Al llegar a la comunidad preguntaron a un hombre si conocía a Yenifer. El las llevó a una casa donde siete mujeres estaban reunidas. Ellas ya sabían sobre el hallazgo de un cuerpo sin vida en ese sector, con las manos atadas, heridas en la yugular y el abdomen.

Cuando Lisbeth mostró la cédula de identidad, el silencio se impuso. El terror la invadió. “Señora era ella, vaya a la morgue”.

El cadáver de Keila fue identificado el 4 de diciembre en la morgue de la CHET. Tenía signos de tortura, estaba maniatada y con una herida en su vientre. Pero la bebé no estaba.

Al parecer, Yenifer se la habría llevado al Hospital Central de Valencia. Dijo a las enfermeras que era su hija, pero cuando notaron que los restos de placenta que tenía en su cuerpo no eran recientes y que ella no mostraba signos de haber dado a luz, le ordenaron una prueba de ADN para cotejarlo con el de la niña. Yenifer no regresó. La bebé murió.

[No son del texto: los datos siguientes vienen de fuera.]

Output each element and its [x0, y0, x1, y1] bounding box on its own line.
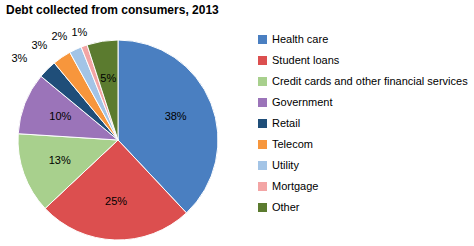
legend: Health care Student loans Credit cards and…	[258, 33, 468, 213]
pie-slice	[45, 140, 186, 240]
data-label: 2%	[51, 30, 67, 42]
legend-item: Telecom	[258, 138, 313, 150]
legend-swatch	[258, 35, 267, 44]
legend-item: Retail	[258, 117, 300, 129]
legend-swatch	[258, 161, 267, 170]
data-label: 3%	[11, 52, 27, 64]
legend-swatch	[258, 182, 267, 191]
data-label: 13%	[49, 154, 71, 166]
legend-swatch	[258, 77, 267, 86]
legend-item: Credit cards and other financial service…	[258, 75, 468, 87]
legend-item: Utility	[258, 159, 299, 171]
legend-label: Telecom	[272, 138, 313, 150]
legend-swatch	[258, 98, 267, 107]
legend-label: Government	[272, 96, 333, 108]
legend-label: Mortgage	[272, 180, 318, 192]
legend-swatch	[258, 140, 267, 149]
data-label: 1%	[71, 26, 87, 38]
data-label: 5%	[100, 72, 116, 84]
legend-label: Credit cards and other financial service…	[272, 75, 468, 87]
chart: Debt collected from consumers, 2013 38% 25…	[0, 0, 474, 246]
pie	[18, 40, 218, 240]
legend-swatch	[258, 119, 267, 128]
data-labels: 38% 25% 13% 10% 3% 3% 2% 1% 5%	[11, 26, 186, 207]
legend-item: Mortgage	[258, 180, 318, 192]
legend-label: Student loans	[272, 54, 340, 66]
legend-label: Other	[272, 201, 300, 213]
legend-item: Student loans	[258, 54, 340, 66]
pie-slice	[87, 40, 118, 140]
legend-swatch	[258, 203, 267, 212]
pie-slice	[18, 134, 118, 209]
data-label: 25%	[105, 195, 127, 207]
legend-swatch	[258, 56, 267, 65]
title: Debt collected from consumers, 2013	[6, 3, 219, 17]
legend-label: Health care	[272, 33, 328, 45]
legend-item: Government	[258, 96, 333, 108]
legend-item: Health care	[258, 33, 328, 45]
data-label: 38%	[165, 110, 187, 122]
data-label: 3%	[31, 39, 47, 51]
legend-label: Utility	[272, 159, 299, 171]
legend-label: Retail	[272, 117, 300, 129]
data-label: 10%	[49, 110, 71, 122]
legend-item: Other	[258, 201, 300, 213]
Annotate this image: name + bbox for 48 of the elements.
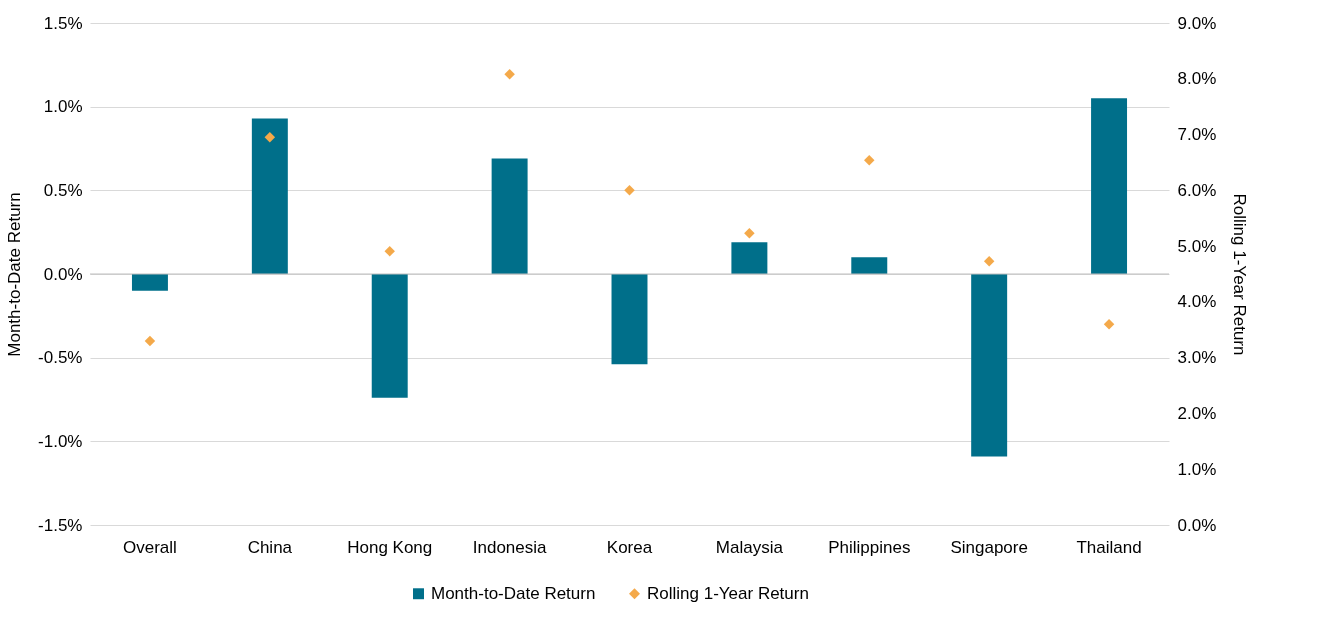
y2-tick-label: 5.0%	[1177, 236, 1217, 256]
bar	[251, 118, 288, 274]
point	[144, 335, 156, 347]
legend-label: Month-to-Date Return	[431, 583, 596, 603]
point	[983, 255, 995, 267]
y-tick-label: 1.5%	[43, 13, 83, 33]
bar	[1091, 98, 1128, 274]
y-tick-label: -0.5%	[38, 348, 83, 368]
y2-tick-label: 3.0%	[1177, 348, 1217, 368]
x-tick-label: Singapore	[950, 537, 1028, 557]
y2-tick-label: 1.0%	[1177, 459, 1217, 479]
x-tick-label: Indonesia	[472, 537, 548, 557]
point	[264, 132, 276, 143]
y-axis-title: Month-to-Date Return	[5, 192, 25, 357]
y-tick-label: 0.0%	[43, 264, 83, 284]
x-tick-label: Philippines	[828, 537, 911, 557]
y-tick-label: 0.5%	[43, 180, 83, 200]
bar	[851, 257, 888, 274]
y2-axis-title: Rolling 1-Year Return	[1230, 193, 1250, 356]
x-tick-label: Korea	[606, 537, 653, 557]
x-tick-label: China	[247, 537, 293, 557]
x-tick-label: Hong Kong	[347, 537, 433, 557]
y2-tick-label: 8.0%	[1177, 69, 1217, 89]
point	[864, 154, 875, 166]
legend-label: Rolling 1-Year Return	[647, 583, 809, 603]
y-tick-label: -1.0%	[38, 431, 83, 451]
x-tick-label: Malaysia	[715, 537, 784, 557]
y2-tick-label: 7.0%	[1177, 125, 1217, 145]
bar	[731, 242, 768, 274]
bar	[611, 274, 648, 365]
y2-tick-label: 9.0%	[1177, 13, 1217, 33]
point	[624, 185, 635, 196]
bar	[131, 274, 168, 291]
y-tick-label: 1.0%	[43, 97, 83, 117]
point	[504, 69, 515, 80]
bar	[371, 274, 408, 398]
y2-tick-label: 4.0%	[1177, 292, 1217, 312]
x-tick-label: Thailand	[1076, 537, 1142, 557]
y2-tick-label: 0.0%	[1177, 515, 1217, 535]
x-tick-label: Overall	[123, 537, 177, 557]
point	[1103, 318, 1115, 330]
bar	[491, 158, 528, 274]
y-tick-label: -1.5%	[38, 515, 83, 535]
point	[384, 245, 395, 257]
bar	[971, 274, 1008, 457]
y2-tick-label: 6.0%	[1177, 180, 1217, 200]
point	[744, 228, 755, 239]
y2-tick-label: 2.0%	[1177, 403, 1217, 423]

Yenifer fue detenida por los mismos vecinos, quienes llamaron a la Policía.

Armando Bello, el papá de la joven, está consternado. La memoria de su hija no se borrará. El mayor deseo de la estudiante de primer año de bachillerato era ser médico forense o funcionaria del Cuerpo de Investigaciones, Científicas, Penales y Criminalísticas (Cicpc). “No hay palabras, solo quiero justicia”.

Los familiares de Keila recibieron su cuerpo cinco días después del hallazgo. Los resultados de las prueba de ADN determinaron coincidencias con la bebé que Yenifer llevó al hospital.

Keila no hizo caso a sus temores. Al ignorar sus miedos encontró la muerte. La suya y la de su hija.